Kevin Dillon, executive director of the Connecticut Airport Authority, said he hopes the downturn in passenger traffic — now about as much as 75% below what it was a year ago — will start to ease by the end of 2021.

“We’re like everyone else, we’re pinning our hopes on the wide distribution of a vaccine, and by the end of 2021, you start to see what I refer to as ‘meaningful recovery’ where we are starting to be down only 50% and then down by 40%, Dillon said.

“That’s where we are hopeful that demand will have returned enough to convince Aer Lingus that, OK, let’s put Bradley in the schedule for 2022,” Dillon said.
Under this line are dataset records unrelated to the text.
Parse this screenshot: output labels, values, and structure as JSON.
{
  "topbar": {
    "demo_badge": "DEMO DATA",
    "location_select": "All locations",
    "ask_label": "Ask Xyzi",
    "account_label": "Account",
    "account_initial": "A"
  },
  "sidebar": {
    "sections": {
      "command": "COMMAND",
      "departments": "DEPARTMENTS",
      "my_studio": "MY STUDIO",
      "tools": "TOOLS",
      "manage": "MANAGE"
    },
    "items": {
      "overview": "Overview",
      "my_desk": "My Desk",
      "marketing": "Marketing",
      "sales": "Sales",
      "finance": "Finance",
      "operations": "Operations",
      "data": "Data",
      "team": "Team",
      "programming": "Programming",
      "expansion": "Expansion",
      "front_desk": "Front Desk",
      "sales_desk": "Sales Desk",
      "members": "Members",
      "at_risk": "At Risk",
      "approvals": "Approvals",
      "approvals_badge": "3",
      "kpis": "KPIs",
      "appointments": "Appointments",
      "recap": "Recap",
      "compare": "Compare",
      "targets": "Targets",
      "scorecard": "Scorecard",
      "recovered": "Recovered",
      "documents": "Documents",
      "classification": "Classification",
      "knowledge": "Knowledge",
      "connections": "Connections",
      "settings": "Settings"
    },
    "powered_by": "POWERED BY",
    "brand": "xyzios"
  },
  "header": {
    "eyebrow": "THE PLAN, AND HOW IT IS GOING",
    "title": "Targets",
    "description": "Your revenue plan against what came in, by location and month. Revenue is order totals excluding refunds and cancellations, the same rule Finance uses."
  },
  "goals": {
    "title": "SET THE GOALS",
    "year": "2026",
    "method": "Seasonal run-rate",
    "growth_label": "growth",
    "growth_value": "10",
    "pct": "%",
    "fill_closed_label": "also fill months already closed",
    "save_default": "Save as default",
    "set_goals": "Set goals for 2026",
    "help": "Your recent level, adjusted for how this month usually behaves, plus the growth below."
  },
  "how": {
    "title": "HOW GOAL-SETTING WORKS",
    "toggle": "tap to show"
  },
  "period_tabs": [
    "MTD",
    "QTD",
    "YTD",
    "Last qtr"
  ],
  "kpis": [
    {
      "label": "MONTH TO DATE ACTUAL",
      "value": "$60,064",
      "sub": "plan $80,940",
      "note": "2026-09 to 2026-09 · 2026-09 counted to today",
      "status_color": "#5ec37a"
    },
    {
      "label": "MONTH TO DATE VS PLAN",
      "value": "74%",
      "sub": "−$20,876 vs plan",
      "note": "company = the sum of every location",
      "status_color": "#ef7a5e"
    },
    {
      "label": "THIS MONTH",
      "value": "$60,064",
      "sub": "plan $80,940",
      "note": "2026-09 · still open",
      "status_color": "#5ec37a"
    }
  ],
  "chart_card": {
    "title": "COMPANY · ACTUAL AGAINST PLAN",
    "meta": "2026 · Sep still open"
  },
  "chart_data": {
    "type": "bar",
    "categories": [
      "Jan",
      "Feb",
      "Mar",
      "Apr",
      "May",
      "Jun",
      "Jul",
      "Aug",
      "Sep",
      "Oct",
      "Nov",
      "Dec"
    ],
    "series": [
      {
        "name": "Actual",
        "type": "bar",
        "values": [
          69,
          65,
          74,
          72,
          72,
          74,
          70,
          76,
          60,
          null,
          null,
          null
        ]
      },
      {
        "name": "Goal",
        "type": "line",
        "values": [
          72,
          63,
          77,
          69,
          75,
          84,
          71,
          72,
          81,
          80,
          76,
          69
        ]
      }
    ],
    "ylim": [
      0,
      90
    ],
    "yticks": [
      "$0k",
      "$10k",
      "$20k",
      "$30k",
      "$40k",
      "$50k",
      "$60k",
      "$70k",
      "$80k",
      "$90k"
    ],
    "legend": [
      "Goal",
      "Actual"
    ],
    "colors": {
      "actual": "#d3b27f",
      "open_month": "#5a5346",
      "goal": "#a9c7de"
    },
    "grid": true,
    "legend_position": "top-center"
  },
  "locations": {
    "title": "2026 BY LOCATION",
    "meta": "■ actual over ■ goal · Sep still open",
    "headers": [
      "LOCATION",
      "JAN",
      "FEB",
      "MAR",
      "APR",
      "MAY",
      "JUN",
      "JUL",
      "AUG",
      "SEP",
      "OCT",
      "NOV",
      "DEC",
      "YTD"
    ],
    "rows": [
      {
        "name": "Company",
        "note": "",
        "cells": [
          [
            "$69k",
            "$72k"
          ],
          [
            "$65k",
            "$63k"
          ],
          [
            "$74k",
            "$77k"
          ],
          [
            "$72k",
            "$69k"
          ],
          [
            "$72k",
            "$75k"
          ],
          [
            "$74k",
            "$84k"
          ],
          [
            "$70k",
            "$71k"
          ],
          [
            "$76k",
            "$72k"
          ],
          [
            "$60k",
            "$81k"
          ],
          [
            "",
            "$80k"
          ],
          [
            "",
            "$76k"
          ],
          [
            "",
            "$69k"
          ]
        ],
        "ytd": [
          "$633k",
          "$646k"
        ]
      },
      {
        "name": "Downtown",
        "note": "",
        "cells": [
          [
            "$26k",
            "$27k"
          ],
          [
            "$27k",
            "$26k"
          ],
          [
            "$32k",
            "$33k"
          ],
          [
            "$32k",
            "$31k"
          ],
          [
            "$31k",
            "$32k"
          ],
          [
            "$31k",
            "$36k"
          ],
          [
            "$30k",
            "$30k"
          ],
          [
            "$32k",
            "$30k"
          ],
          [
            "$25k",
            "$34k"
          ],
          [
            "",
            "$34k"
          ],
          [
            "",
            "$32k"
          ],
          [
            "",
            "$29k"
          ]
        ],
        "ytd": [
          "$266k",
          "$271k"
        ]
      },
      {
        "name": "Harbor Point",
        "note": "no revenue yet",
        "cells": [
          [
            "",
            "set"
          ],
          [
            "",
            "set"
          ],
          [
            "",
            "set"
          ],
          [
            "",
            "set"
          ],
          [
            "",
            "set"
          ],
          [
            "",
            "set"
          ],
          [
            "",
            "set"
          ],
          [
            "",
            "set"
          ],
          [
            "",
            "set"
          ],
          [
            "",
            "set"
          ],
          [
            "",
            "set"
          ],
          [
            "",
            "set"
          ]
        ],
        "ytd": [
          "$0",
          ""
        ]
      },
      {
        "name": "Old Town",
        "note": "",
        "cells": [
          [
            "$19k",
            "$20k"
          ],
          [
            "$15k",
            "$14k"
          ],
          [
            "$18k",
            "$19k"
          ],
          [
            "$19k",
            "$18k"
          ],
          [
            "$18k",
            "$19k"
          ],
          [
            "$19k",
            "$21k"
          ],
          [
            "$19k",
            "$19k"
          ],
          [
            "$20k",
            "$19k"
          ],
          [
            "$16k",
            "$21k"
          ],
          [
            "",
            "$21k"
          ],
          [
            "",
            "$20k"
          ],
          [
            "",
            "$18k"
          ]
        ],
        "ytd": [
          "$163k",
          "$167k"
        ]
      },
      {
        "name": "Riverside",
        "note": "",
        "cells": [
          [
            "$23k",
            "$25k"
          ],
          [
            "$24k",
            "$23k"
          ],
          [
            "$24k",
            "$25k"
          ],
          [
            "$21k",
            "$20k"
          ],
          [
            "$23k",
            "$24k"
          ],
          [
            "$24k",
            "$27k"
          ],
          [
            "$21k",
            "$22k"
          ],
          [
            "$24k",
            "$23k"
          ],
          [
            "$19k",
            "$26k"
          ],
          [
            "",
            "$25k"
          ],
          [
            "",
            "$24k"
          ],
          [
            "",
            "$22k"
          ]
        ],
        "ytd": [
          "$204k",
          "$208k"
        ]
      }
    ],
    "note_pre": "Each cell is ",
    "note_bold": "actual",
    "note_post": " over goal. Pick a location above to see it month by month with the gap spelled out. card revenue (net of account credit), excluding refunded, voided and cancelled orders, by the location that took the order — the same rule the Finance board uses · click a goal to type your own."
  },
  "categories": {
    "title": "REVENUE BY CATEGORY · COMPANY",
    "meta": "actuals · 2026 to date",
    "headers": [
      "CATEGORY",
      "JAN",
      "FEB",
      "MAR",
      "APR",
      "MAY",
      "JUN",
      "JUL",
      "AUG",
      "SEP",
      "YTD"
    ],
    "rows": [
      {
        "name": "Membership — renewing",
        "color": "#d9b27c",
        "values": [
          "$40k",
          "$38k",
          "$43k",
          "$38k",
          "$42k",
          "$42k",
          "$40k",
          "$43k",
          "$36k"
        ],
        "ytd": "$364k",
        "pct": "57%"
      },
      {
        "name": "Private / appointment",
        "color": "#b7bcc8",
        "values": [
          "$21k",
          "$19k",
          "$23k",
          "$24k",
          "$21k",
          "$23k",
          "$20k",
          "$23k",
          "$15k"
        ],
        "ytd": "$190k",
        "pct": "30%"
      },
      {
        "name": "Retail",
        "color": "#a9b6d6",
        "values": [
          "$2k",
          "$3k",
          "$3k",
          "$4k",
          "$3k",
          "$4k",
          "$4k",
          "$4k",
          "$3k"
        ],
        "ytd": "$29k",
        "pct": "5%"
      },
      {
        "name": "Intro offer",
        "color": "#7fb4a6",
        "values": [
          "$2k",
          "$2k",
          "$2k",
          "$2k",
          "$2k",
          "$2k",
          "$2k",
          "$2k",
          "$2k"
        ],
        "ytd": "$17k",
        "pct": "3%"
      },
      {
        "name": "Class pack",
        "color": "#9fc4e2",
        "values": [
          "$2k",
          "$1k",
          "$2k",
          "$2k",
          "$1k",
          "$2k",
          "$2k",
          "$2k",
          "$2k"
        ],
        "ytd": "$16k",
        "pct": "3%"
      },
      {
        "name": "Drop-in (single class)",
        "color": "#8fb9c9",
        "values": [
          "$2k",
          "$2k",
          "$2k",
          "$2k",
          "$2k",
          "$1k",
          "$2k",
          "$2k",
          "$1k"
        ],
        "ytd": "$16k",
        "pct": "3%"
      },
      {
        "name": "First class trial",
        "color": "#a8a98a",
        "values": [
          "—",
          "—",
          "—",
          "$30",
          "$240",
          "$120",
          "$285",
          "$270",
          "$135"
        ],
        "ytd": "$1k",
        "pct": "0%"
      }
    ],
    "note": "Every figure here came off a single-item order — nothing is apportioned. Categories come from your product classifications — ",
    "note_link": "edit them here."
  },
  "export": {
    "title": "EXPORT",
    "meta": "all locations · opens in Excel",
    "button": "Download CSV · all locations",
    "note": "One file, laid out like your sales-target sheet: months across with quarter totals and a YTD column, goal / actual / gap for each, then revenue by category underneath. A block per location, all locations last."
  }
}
David Lehman, commissioner of the state Department of Economic and Community Development said, in a text Wednesday: “We’re optimistic that all routes will return when demand for travel comes back, hopefully later in 2021.”

Aer Lingus did not immediately return an email Wednesday seeking comment.

The Aer Lingus route — daily, except during the winter — is seen as key to economic development, making it easier for companies in the Hartford region to do business abroad in an increasingly global market. Connections from Dublin to 26 other European cities are also seen as attractive to leisure travelers.

The state has a big stake in the success of Aer Lingus service at Bradley, committing millions of dollars to guarantee shortfalls in revenue as Aer Lingus developed its business at Bradley. Aer Lingus said it would invest $50 million for the expansion at Bradley, including adding a Boeing 757, with 174 seats, to its fleet.

Airlines have suffered devastating losses in the pandemic and some experts have said air travel may not return to the levels prior to COVID-19 until 2023 or 2024.

Dillon said Aer Lingus was initially barred from all transatlantic travel to the U.S. at the start of the pandemic, but has begun offering reduced service to larger hubs such as New York where population sizes are larger.

Air Canada, another major international carrier at Bradley, also has suspended flights because the border with Canada remains closed except for essential travel.

“We’re in the same mode with Air Canada,” Dillon said. “They will certainly be back at the airport but that is dependent on restrictions being lifted as well as the demand for international travel to return.”

Through October, the count of passengers at Bradley — the total of those boarding and getting off planes — totaled 2.1 million, compared with 5.6 million for the same period in 2019.

The total for 2020 represents a 63% decline compared with the year earlier, and would have been steeper if not for strong travel months in January and February, prior to the pandemic hitting, Dillon said.